People love Jonathan Gold and I do too. I've shouted him out numerous times cause he does the damn thing. But he's perfect in LA. A place where people have cars and venturing outside their neighborhoods isn't like going to another planet. People in LA love loving things and their urban sprawl shuts down at 2am. Dinner IS the event. This is NY... I need to know if it's worth going uptown to Boulud Sud and if there's a place to hang afterwards because the Girl and I must hear Rick Ross yell "Tupac Back" after seeing Mike Madrigale and his '76 Cristal tonight.
Sifton was the perfect guy at NYT because he WAS New York. He told inside jokes, understood stigma, used code words that we would get, and became someone we could trust to steer us away from scenes that weren't for us. He was able to applaud a restaurant for one group while warning those that wouldn't fit in to pass. He had a genuine interest in sub culture. He could see food in relation to things that other writers/chefs/restauranteurs can't. Look at the culturally relevant guys like Roberta's, Frank's/Prime Meats, or RuthBourdain, they understand their place in food in relation to other sub cultures. I mean, have you guys chilled with some of the chefs and food writers out there? THEY ARE FUCKING HERBS. Did you see that bullshit G-9 food summit in Lima? It reminds me of the time KRS-One decided to form a Temple of Hip Hop. Once it's academic, it's over.

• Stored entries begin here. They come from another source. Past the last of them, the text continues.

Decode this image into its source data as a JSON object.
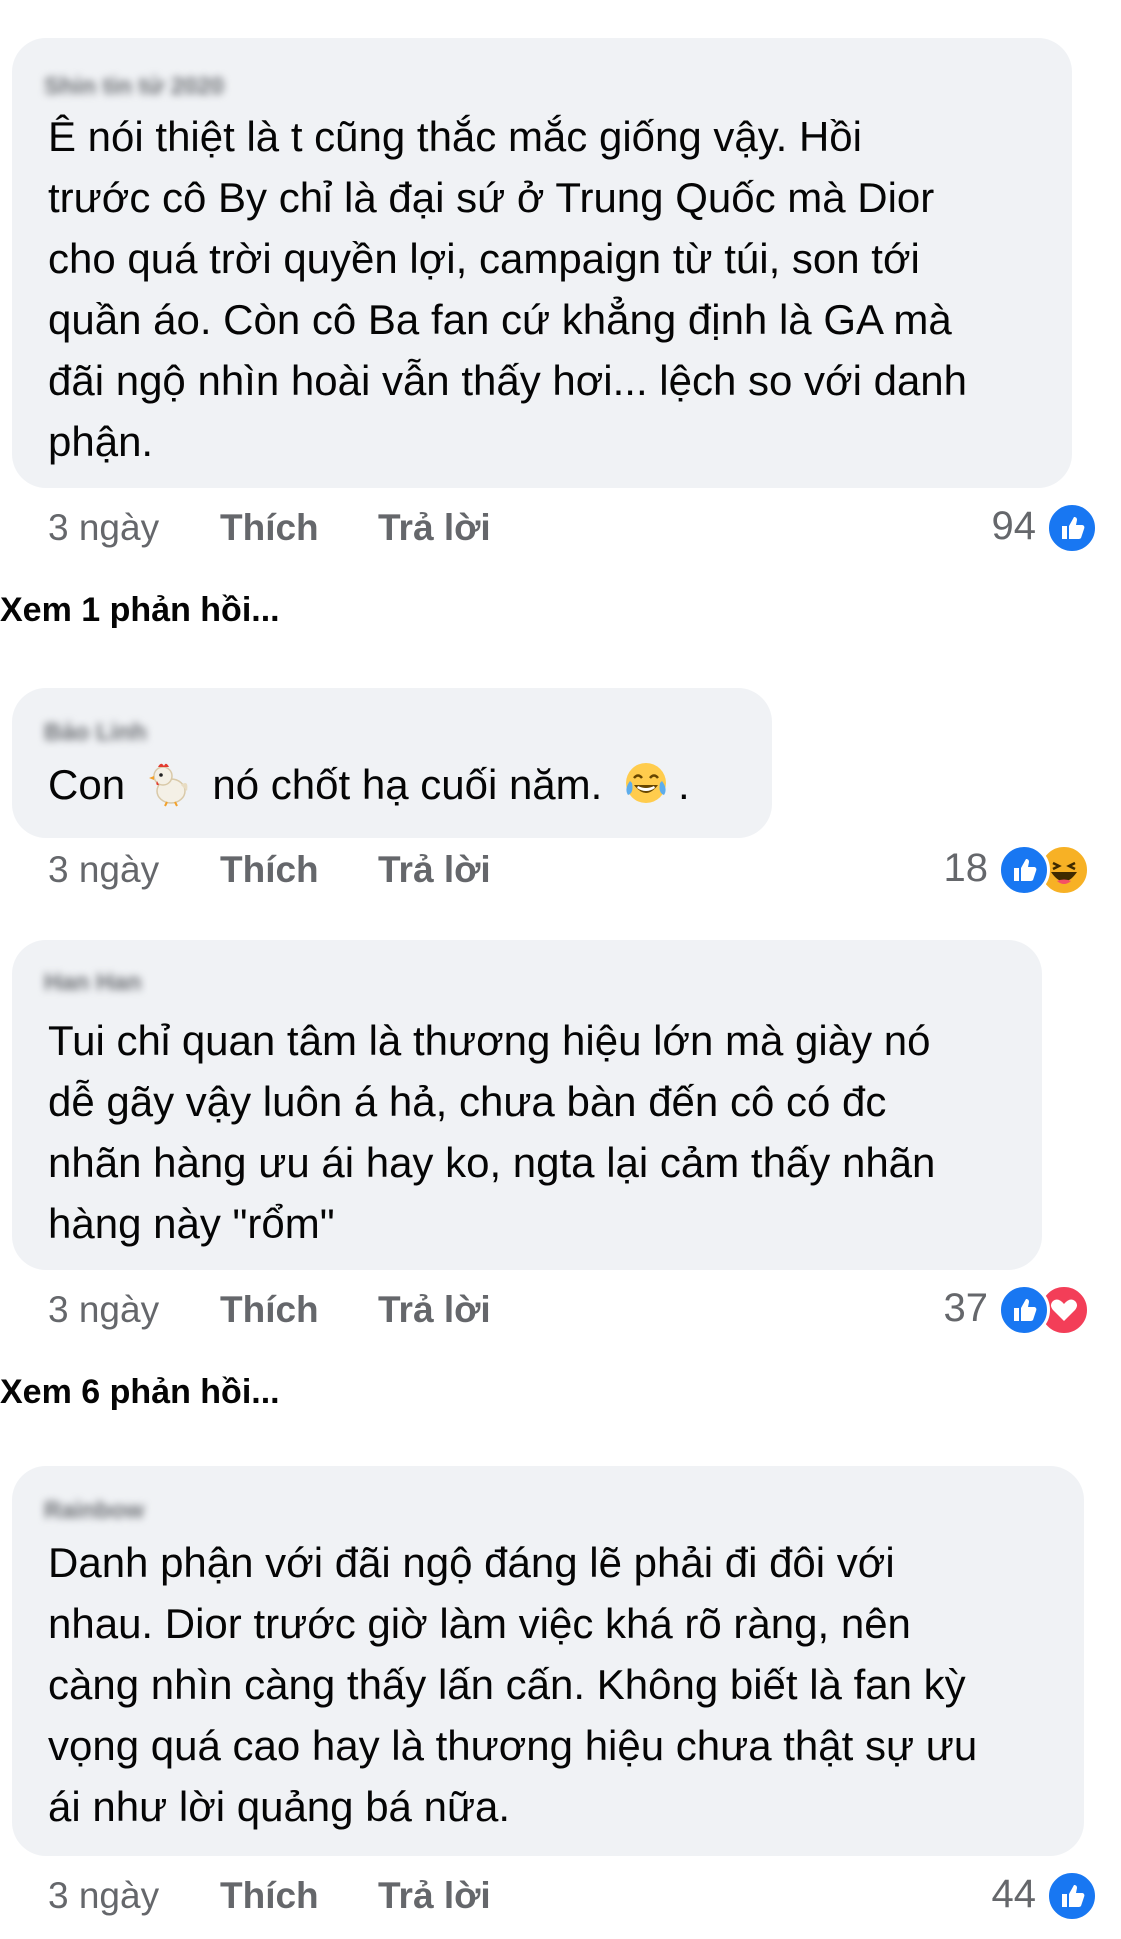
{
  "comments": [
    {
      "author": "Shin tin tử 2020",
      "lines": [
        "Ê nói thiệt là t cũng thắc mắc giống vậy. Hồi",
        "trước cô By chỉ là đại sứ ở Trung Quốc mà Dior",
        "cho quá trời quyền lợi, campaign từ túi, son tới",
        "quần áo. Còn cô Ba fan cứ khẳng định là GA mà",
        "đãi ngộ nhìn hoài vẫn thấy hơi... lệch so với danh",
        "phận."
      ],
      "time": "3 ngày",
      "like_label": "Thích",
      "reply_label": "Trả lời",
      "reaction_count": "94",
      "reactions": [
        "like-icon"
      ]
    },
    {
      "author": "Bảo Linh",
      "text_before": "Con",
      "text_after": "nó chốt hạ cuối năm.",
      "text_end": ".",
      "time": "3 ngày",
      "like_label": "Thích",
      "reply_label": "Trả lời",
      "reaction_count": "18",
      "reactions": [
        "like-icon",
        "haha-icon"
      ]
    },
    {
      "author": "Han Han",
      "lines": [
        "Tui chỉ quan tâm là thương hiệu lớn mà giày nó",
        "dễ gãy vậy luôn á hả, chưa bàn đến cô có đc",
        "nhãn hàng ưu ái hay ko, ngta lại cảm thấy nhãn",
        "hàng này \"rổm\""
      ],
      "time": "3 ngày",
      "like_label": "Thích",
      "reply_label": "Trả lời",
      "reaction_count": "37",
      "reactions": [
        "like-icon",
        "love-icon"
      ]
    },
    {
      "author": "Rainbow",
      "lines": [
        "Danh phận với đãi ngộ đáng lẽ phải đi đôi với",
        "nhau. Dior trước giờ làm việc khá rõ ràng, nên",
        "càng nhìn càng thấy lấn cấn. Không biết là fan kỳ",
        "vọng quá cao hay là thương hiệu chưa thật sự ưu",
        "ái như lời quảng bá nữa."
      ],
      "time": "3 ngày",
      "like_label": "Thích",
      "reply_label": "Trả lời",
      "reaction_count": "44",
      "reactions": [
        "like-icon"
      ]
    }
  ],
  "view_replies": [
    "Xem 1 phản hồi...",
    "Xem 6 phản hồi..."
  ],
  "colors": {
    "bubble_bg": "#f0f2f5",
    "like_blue": "#1877f2",
    "love_red": "#f33e58",
    "haha_yellow": "#f7b125",
    "meta_gray": "#65676b"
  },
  "inline_emojis": [
    "chicken-emoji",
    "tears-of-joy-emoji"
  ]
}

Sifton is the first to really integrate and rep for youth culture in the Dining section. Old people just keep shit copacetic. For the first time in a while, food is holding it's own in the style section and kids are paying attention. Hypebeast is covering Hainan Chicken, Entourage got Don Pepe's, and Fashion's Night Out is as much about food as it is halloween for 15 year old wanna-be "it girls". No one sums up Sifton's era like Pusha-T:
"Who else could put the hipsters with felons and thugs? And paint a perfect picture of what sellin' it does. This is for the critics who doubted the chemistry, two different worlds same symmetry. In this black art, see the wizardry, when you at the top of your game, you make enemies..."
Pete Wells-Sam Sifton had the game on smash and ran 'tings the last 2 years. #TroubleOnTheirMinds They had every one talking about restaurants, take-downs, and double-downs. All I can hope for is that the next ninja recognizes the ground work that's been laid and understands food's place in American Pop Culture today. To the next critic... "Come on homie, we major..."
Lastly, Sam... Mom wanted me to say: "Gong Xi Fa Cai" Congrats homie, the kids will miss you. But on a positive note, does he have to be anonymous now? Can he come get lifted at Baohaus 2? LET ME FIND OUT.